Originalmente publicado como um conto em 1959, e transformado em livro em 1966, “Flores para Algernon” conta a história de Charlie Gordon: um homem com deficiência intelectual que, aos 32 anos, possui 68 de QI — a média “normal” sendo entre 90 e 110. Por conta disso, acaba fazendo parte de uma experimento científico e se submete a uma cirurgia para aumento de QI. Essa cirurgia é um sucesso, e conforme acompanhamos o desenvolvimento da inteligência de Charlie e seus planos para o futuro, também vemos seu retorno ao passado através de memórias que vão ser desbloqueadas e interpretadas pelas novas lentes de seu cérebro avançado.

Após ganhar uma edição especial pela editora Aleph, em 2018, “Flores para Algernon” voltou a fazer sucesso — mais de 50 anos depois do lançamento — principalmente graças à influência do “booktube” e do “booktok”. A redescoberta dessa história se dá devido ao tema ainda muito atual sobre o qual escreve Daniel Keyes: o impacto que nossas falas e atitudes têm sobre o outro, a necessidade de respeitar à todos independente das diferenças e, o foco central do livro, a atenção (muitas vezes esquecida) que precisa ser dedicada para nossa saúde mental e emocional.

A escrita de Keyes é fantástica, visto que acompanhamos a evolução do QI de Charlie palavra a palavra: o livro, que é dividido em “relatórios de progresso” escritos pelo personagem, começa com quase todas as palavras sendo erradas ortograficamente, frases compridas sem pontuação e escritas como são faladas. Depois, com o gosto adquirido de Charlie pela leitura e sua nova capacidade para absorver conhecimento, ele vai progredindo até escrever corretamente, pontuar e separar diálogo de texto corrido, da mesma forma que progride com sua linha de raciocínio e suas preocupações — antes inexistentes, já que não sabia que havia qualquer coisa sobre a qual se preocupar.
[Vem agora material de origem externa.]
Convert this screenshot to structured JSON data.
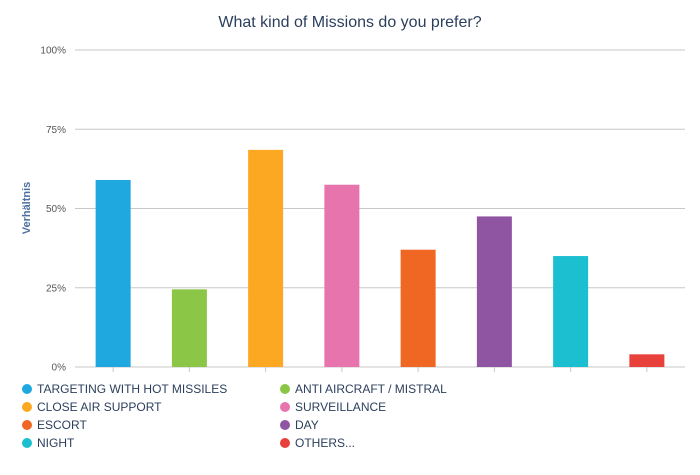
{
  "chart_data": {
    "type": "bar",
    "title": "What kind of Missions do you prefer?",
    "xlabel": "",
    "ylabel": "Verhältnis",
    "ylim": [
      0,
      100
    ],
    "yticks": [
      0,
      25,
      50,
      75,
      100
    ],
    "ytick_labels": [
      "0%",
      "25%",
      "50%",
      "75%",
      "100%"
    ],
    "grid": true,
    "legend_position": "bottom",
    "categories": [
      "TARGETING WITH HOT MISSILES",
      "ANTI AIRCRAFT / MISTRAL",
      "CLOSE AIR SUPPORT",
      "SURVEILLANCE",
      "ESCORT",
      "DAY",
      "NIGHT",
      "OTHERS..."
    ],
    "values": [
      59,
      24.5,
      68.5,
      57.5,
      37,
      47.5,
      35,
      4
    ],
    "colors": [
      "#1fa8e0",
      "#8bc646",
      "#fda822",
      "#e874ad",
      "#f06623",
      "#8f55a3",
      "#1cbfd0",
      "#e8403a"
    ]
  }
}
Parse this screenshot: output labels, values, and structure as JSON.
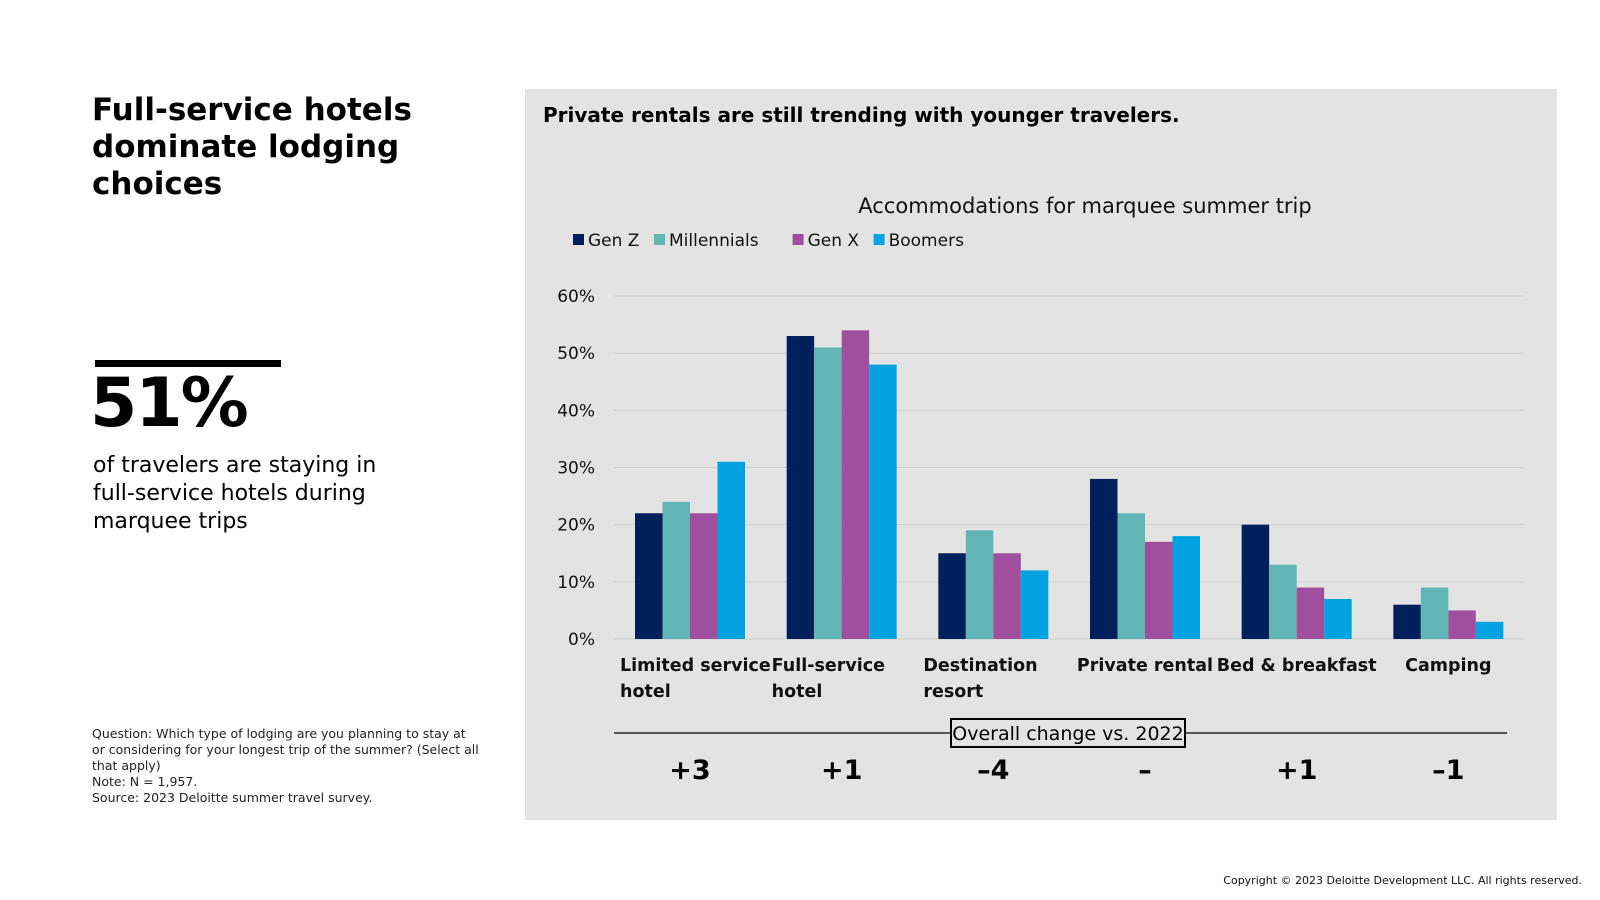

É difícil não se emocionar com as informações, muitas vezes tristes, que Charlie vai desenterrando do fundo de sua memória. Sua história mostra que não vale somente desenvolver o intelectual sem desenvolver o emocional, pois de nada adianta não saber lidar com as descobertas feitas no decorrer do tempo (especialmente, se não forem feitas no tempo “adequado”). Ficamos com a reflexão: até que ponto a ignorância é uma bênção? Ao mesmo tempo, até que ponto a inteligência é uma maldição?

Charlie e o rato Algernon, na adaptação cinematográfica do livro | Reprodução: Google

Graças ao sucesso e atemporalidade desta obra, “Flores para Algernon” inspirou o filme de 1968 “Os Dois Mundos de Charly”, cujo ator que interpretou Charlie (Cliff Robertson) ganhou o Oscar de Melhor Ator. Também rendeu uma adaptação (aqui no Brasil, chamada de “Um Amigo para Algernon”), estreada em 2000 e dessa vez com Matthew Modine no papel principal (foto acima).

Sem dúvidas, é uma ficção-científica que deve ser adicionada na lista de leituras até daqueles que não curtem o gênero, pois apesar de algumas explicações necessárias referentes às cirurgias e processos cerebrais apresentados durante a narrativa, o principal propósito da história de Charlie é não só trazer a representatividade dos deficientes intelectuais, que podem não perceber aquilo pelo que passam da mesma forma, mas que sentem e, à sua maneira, lembram; mas também inspirar a empatia e fazer-nos refletir sobre o papel que desempenhamos no cotidiano daqueles que nos cercam.